En clair
La périssabilité désigne l'incapacité d'un produit ou d'un service à être stocké pour une vente future. Par exemple, si une chambre d'hôtel n'est pas louée ce soir, le revenu potentiel lié à cette nuitée est perdu à jamais car on ne peut pas « mettre en réserve » le temps qui passe.
Étymologie
Dérivé du verbe « périr » (du latin perire, s'en aller, disparaître). Historiquement utilisé pour les denrées alimentaires, le terme a été intégré au marketing des services dans les années 1970 pour décrire l'une des quatre caractéristiques fondamentales des services (avec l'intangibilité, l'inséparabilité et l'hétérogénéité).
Exemples concrets
- Transport aérien : Un siège vide sur un vol Paris-New York au moment du décollage représente une perte définitive de chiffre d'affaires.
- Restauration : Les produits frais (viandes, légumes) ont une durée de vie limitée avant de devenir impropres à la consommation.

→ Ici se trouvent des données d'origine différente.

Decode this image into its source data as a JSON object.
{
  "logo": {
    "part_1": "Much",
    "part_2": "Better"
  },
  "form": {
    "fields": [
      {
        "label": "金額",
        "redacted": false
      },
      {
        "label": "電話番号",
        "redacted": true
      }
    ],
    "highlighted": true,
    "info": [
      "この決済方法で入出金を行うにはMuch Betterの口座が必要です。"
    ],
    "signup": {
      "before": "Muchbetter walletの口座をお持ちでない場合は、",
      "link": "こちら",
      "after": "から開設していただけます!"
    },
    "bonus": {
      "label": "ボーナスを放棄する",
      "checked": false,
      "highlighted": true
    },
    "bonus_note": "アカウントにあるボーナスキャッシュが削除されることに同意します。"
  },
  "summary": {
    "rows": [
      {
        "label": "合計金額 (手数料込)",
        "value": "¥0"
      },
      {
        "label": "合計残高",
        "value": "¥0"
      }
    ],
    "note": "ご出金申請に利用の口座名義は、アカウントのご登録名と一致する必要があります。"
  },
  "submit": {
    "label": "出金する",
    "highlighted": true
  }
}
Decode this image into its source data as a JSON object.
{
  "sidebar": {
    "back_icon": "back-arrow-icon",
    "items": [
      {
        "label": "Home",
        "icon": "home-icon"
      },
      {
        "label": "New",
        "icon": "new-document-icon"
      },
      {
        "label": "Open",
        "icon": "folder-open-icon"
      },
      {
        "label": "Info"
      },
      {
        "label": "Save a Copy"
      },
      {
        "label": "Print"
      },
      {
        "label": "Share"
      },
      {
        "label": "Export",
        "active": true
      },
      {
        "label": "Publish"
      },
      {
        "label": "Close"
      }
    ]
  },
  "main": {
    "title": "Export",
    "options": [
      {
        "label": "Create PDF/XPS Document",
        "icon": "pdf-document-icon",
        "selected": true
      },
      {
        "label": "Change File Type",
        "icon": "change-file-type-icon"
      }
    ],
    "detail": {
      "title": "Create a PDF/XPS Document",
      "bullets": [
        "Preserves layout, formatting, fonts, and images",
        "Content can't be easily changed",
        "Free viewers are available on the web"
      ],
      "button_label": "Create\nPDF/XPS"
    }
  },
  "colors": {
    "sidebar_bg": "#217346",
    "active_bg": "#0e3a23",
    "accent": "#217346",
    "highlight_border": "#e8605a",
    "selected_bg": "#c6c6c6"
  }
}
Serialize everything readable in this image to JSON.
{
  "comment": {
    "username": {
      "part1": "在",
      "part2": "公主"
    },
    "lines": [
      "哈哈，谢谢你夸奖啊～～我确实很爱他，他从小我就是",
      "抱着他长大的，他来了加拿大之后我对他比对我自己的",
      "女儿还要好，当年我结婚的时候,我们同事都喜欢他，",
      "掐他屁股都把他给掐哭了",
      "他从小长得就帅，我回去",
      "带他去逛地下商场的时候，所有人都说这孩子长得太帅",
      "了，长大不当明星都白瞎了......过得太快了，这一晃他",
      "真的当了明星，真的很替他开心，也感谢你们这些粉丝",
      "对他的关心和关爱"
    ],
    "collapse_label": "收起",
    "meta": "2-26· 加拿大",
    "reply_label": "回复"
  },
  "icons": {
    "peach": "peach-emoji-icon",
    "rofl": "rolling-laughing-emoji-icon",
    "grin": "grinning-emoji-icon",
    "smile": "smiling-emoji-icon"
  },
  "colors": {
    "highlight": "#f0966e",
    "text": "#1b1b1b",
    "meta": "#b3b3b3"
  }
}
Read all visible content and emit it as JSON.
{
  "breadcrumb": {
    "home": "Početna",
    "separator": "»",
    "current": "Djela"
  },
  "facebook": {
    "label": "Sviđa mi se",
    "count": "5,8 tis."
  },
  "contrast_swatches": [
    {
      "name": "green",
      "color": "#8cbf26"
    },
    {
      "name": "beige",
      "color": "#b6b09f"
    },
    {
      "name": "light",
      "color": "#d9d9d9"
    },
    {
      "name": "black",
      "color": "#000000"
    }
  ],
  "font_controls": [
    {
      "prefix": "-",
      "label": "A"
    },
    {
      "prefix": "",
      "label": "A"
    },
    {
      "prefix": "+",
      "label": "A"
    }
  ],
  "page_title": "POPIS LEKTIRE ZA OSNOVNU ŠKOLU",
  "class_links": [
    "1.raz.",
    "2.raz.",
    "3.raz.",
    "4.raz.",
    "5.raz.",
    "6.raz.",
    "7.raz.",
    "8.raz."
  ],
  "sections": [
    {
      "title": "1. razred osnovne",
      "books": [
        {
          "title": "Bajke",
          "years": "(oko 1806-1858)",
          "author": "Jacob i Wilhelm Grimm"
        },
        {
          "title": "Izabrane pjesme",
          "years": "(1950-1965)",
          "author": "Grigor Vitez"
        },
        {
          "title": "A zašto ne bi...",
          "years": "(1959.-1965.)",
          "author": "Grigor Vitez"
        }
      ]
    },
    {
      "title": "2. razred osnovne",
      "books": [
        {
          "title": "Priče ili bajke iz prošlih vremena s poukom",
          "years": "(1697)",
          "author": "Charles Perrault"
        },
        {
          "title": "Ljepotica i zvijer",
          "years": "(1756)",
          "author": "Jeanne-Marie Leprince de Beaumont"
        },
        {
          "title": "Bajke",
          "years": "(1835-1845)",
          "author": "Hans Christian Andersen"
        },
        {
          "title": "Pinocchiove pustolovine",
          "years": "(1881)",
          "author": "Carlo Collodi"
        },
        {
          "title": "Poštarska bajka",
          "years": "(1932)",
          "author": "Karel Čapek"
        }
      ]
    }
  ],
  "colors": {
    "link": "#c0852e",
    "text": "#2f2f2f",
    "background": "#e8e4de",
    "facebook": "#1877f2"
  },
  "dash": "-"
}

- Prestation de conseil : L'heure de travail d'un consultant qui n'a pas de mission aujourd'hui est une ressource perdue qu'il ne pourra pas facturer deux fois demain.
Ne pas confondre avec…
À ne pas confondre avec l'obsolescence, qui est une perte de valeur due au progrès technique ou à la mode (un smartphone devient obsolète mais ne « pourrit » pas), ni avec la durabilité, qui caractérise les produits pouvant être utilisés de façon prolongée dans le temps.
Cadre légal & réglementation
En France, la périssabilité des produits physiques est encadrée par le Code de la consommation, imposant la mention d'une Date Limite de Consommation (DLC) pour les produits microbiologiquement très périssables. Pour les services, la périssabilité justifie souvent des clauses spécifiques dans les Conditions Générales de Vente (CGV) concernant les annulations et les remboursements.
Cas pratiques notables
Le Règlement européen (CE) n° 261/2004 encadre les pratiques de surbooking (surréservation), une technique utilisée par les compagnies aériennes pour compenser la périssabilité des sièges due aux désistements de dernière minute (no-show).
À retenir
- La périssabilité impose une gestion rigoureuse des capacités et des plannings.
- Elle est le moteur principal des stratégies de tarification dynamique (Yield Management).
- Un stock périssable non vendu représente un coût d'opportunité immédiat et irrécupérable.
Synonymes
Antonymes
Questions fréquentes
Comment compenser la périssabilité d'un service ?
Par le Yield Management (varier les prix selon la demande) ou par des pénalités d'annulation pour garantir un revenu minimum même en cas d'absence du client. Un avocat peut vous aider à rédiger ces clauses.
Peut-on donner des produits alimentaires proches de la date de péremption ?
Oui, la loi relative à la lutte contre le gaspillage favorise le don aux associations, mais la responsabilité du donneur reste engagée sur la sécurité sanitaire jusqu'à la remise du produit.
Quelle est la différence entre DLC et DDM ?
La DLC (Date Limite de Consommation) est impérative pour la santé. La DDM (Date de Durabilité Minimale) indique que le produit peut perdre ses qualités gustatives mais reste consommable sans danger après la date.
Conseils pratiques
Pour gérer la périssabilité, adoptez la méthode FIFO (First In, First Out) pour vos stocks physiques. Pour les services, mettez en place un système de réservations avec des arrhes ou des acomptes. En cas de forte saisonnalité, consultez un expert-comptable pour analyser votre seuil de rentabilité face aux périodes creuses et un conseil en marketing pour optimiser vos tarifs de dernière minute.